SortedList maintains three internal variables: _lists, _maxes, and _index. The first is simply the list of lists. Each element is a list containing items. The second contains the maximum value in each of the lists. This is used for fast binary-search. The last maintains a tree of pair-wise sums of the lengths of the lists.

Lists are kept balanced using the _load factor. If an internal list’s length
exceeds double the load then it is split in two. Likewise at half the load it is
combined with its neighbor. By default this factor is 1000 which seems to work
well for lengths up to ten million. Lengths above that are recommended a load
factor that is the square root of the average length (although you will probably
exhaust the memory of your machine before that point). Experimentation is also
recommended. A *load factor performance comparison* is
also provided.

Finding an element is a two step process. First the _maxes list is bisected which yields the index of a short sorted list. Then that list is bisected for the index of the element.
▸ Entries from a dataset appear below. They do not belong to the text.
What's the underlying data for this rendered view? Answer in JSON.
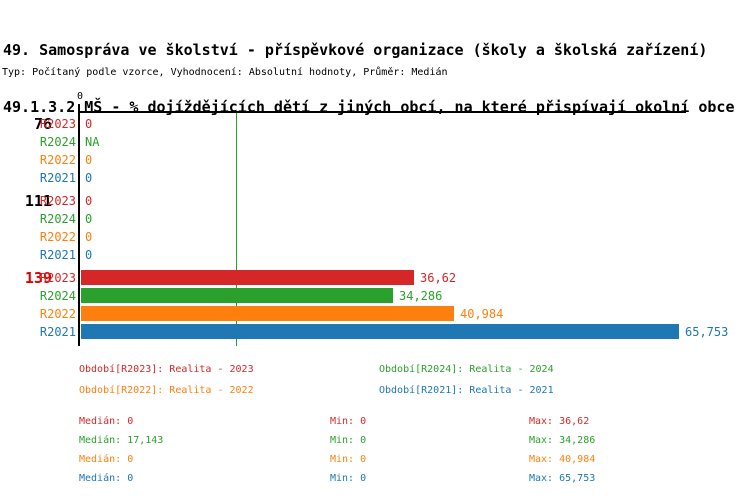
{
  "header": {
    "title_line1": "49. Samospráva ve školství - příspěvkové organizace (školy a školská zařízení)",
    "title_line2": "49.1.3.2 MŠ - % dojíždějících dětí z jiných obcí, na které přispívají okolní obce",
    "meta_line": "Typ: Počítaný podle vzorce, Vyhodnocení: Absolutní hodnoty, Průměr: Medián"
  },
  "colors": {
    "axis": "#000000",
    "r2023_red": "#d62728",
    "r2024_green": "#2ca02c",
    "r2022_orange": "#ff7f0e",
    "r2021_blue": "#1f77b4",
    "highlight_group_red": "#e00000",
    "group_label_black": "#000000",
    "median_marker_green": "#2ca02c"
  },
  "chart_data": {
    "type": "bar",
    "orientation": "horizontal",
    "x_axis": {
      "tick_labels": [
        "0"
      ],
      "xlim": [
        0,
        66.5
      ],
      "grid": false
    },
    "median_marker_value": 17.143,
    "series_colors": {
      "R2023": "#d62728",
      "R2024": "#2ca02c",
      "R2022": "#ff7f0e",
      "R2021": "#1f77b4"
    },
    "groups": [
      {
        "label": "76",
        "highlight": false,
        "rows": [
          {
            "series": "R2023",
            "value": 0,
            "display": "0"
          },
          {
            "series": "R2024",
            "value": null,
            "display": "NA"
          },
          {
            "series": "R2022",
            "value": 0,
            "display": "0"
          },
          {
            "series": "R2021",
            "value": 0,
            "display": "0"
          }
        ]
      },
      {
        "label": "111",
        "highlight": false,
        "rows": [
          {
            "series": "R2023",
            "value": 0,
            "display": "0"
          },
          {
            "series": "R2024",
            "value": 0,
            "display": "0"
          },
          {
            "series": "R2022",
            "value": 0,
            "display": "0"
          },
          {
            "series": "R2021",
            "value": 0,
            "display": "0"
          }
        ]
      },
      {
        "label": "139",
        "highlight": true,
        "rows": [
          {
            "series": "R2023",
            "value": 36.62,
            "display": "36,62"
          },
          {
            "series": "R2024",
            "value": 34.286,
            "display": "34,286"
          },
          {
            "series": "R2022",
            "value": 40.984,
            "display": "40,984"
          },
          {
            "series": "R2021",
            "value": 65.753,
            "display": "65,753"
          }
        ]
      }
    ]
  },
  "legend": [
    {
      "text": "Období[R2023]: Realita - 2023",
      "color": "#d62728"
    },
    {
      "text": "Období[R2024]: Realita - 2024",
      "color": "#2ca02c"
    },
    {
      "text": "Období[R2022]: Realita - 2022",
      "color": "#ff7f0e"
    },
    {
      "text": "Období[R2021]: Realita - 2021",
      "color": "#1f77b4"
    }
  ],
  "stats": {
    "labels": {
      "median": "Medián:",
      "min": "Min:",
      "max": "Max:"
    },
    "rows": [
      {
        "median": "0",
        "min": "0",
        "max": "36,62",
        "color": "#d62728"
      },
      {
        "median": "17,143",
        "min": "0",
        "max": "34,286",
        "color": "#2ca02c"
      },
      {
        "median": "0",
        "min": "0",
        "max": "40,984",
        "color": "#ff7f0e"
      },
      {
        "median": "0",
        "min": "0",
        "max": "65,753",
        "color": "#1f77b4"
      }
    ]
  }
}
Compared to tree-based implementations, using lists of lists has a few advantages based on memory usage.

1. Most insertion/deletion doesn’t require allocating or freeing memory. This can be a big win as it takes a lot of strain off the garbage collector and memory system.

2. Pointers to elements are packed densely. A traditional tree-based implementation would require two pointers (left/right) to child nodes. Arrays have no such overhead. This benefits the hardware’s memory architecture and better leverages caching.

3. The memory overhead per item is effectively a pointer to the item. Binary tree implementations must add at least two more pointers per item.

4. Iteration is extremely fast as indexing sequential elements is a strength of modern processors.

Traditional tree-based designs have better big-O notation but that ignores the realities of today’s software and hardware.

Indexing uses the _index list which operates as a tree of pair-wise sums of the lengths of the lists. The tree is maintained as a dense binary tree. It’s easiest to explain with an example. Suppose _lists contains sublists with these lengths (in this example, we assume the _load parameter is 4):

map(len, _lists) -> [3, 5, 4, 5, 6]

Given these lengths, the first row in the index is the pair-wise sums:

[8, 9, 6, 0]

We pad the first row with zeros to make its length a power of 2. The next rows of sums work similarly:

[15, 6] [21]

Then all the rows are concatenated in reverse order so that the index is finally:

[21, 15, 6, 8, 9, 6, 0, 3, 5, 4, 5, 6]

With this list, we can efficiently compute the index of an item in a sublist and, vice-versa, find an item given an index. Details of the algorithms to do so are contained in the docstring for SortedList._loc and SortedList._pos. Maintaining the position index in this way has several advantages:

- It’s easy to traverse to children/parent. The children of a position in the _index are at (pos * 2) + 1 and (pos * 2) + 2. The parent is at (pos - 1) // 2. We can even identify left/right-children easily. Each left-child is at an odd index and each right-child is at an even index.
- It’s not built unless needed. If no indexing occurs, the memory and time accounting for position is skipped.
- It’s fast to build. Calculating sums pair-wise and concatenating lists can all be done within C-routines in the Python interpreter.
- It’s space efficient. The whole index is no more than twice the size of the length of the _lists and contains only integers.
- It’s easy to update. Adding or removing an item involves incrementing or decrementing only log(len(_index)) items in the index. The only caveat to this is when a new sublist is created/deleted. In those scenarios the entire index is deleted and not rebuilt until needed.

The construction and maintainence of the index is unusual compared to other designs described in research. Whether the design is novel, I (Grant Jenks) do not know. I based the dense-tree structure on the efficiency of the heapq module in Python.

Each sorted container has a function named _check for verifying consistency. This function details the data-type invariants.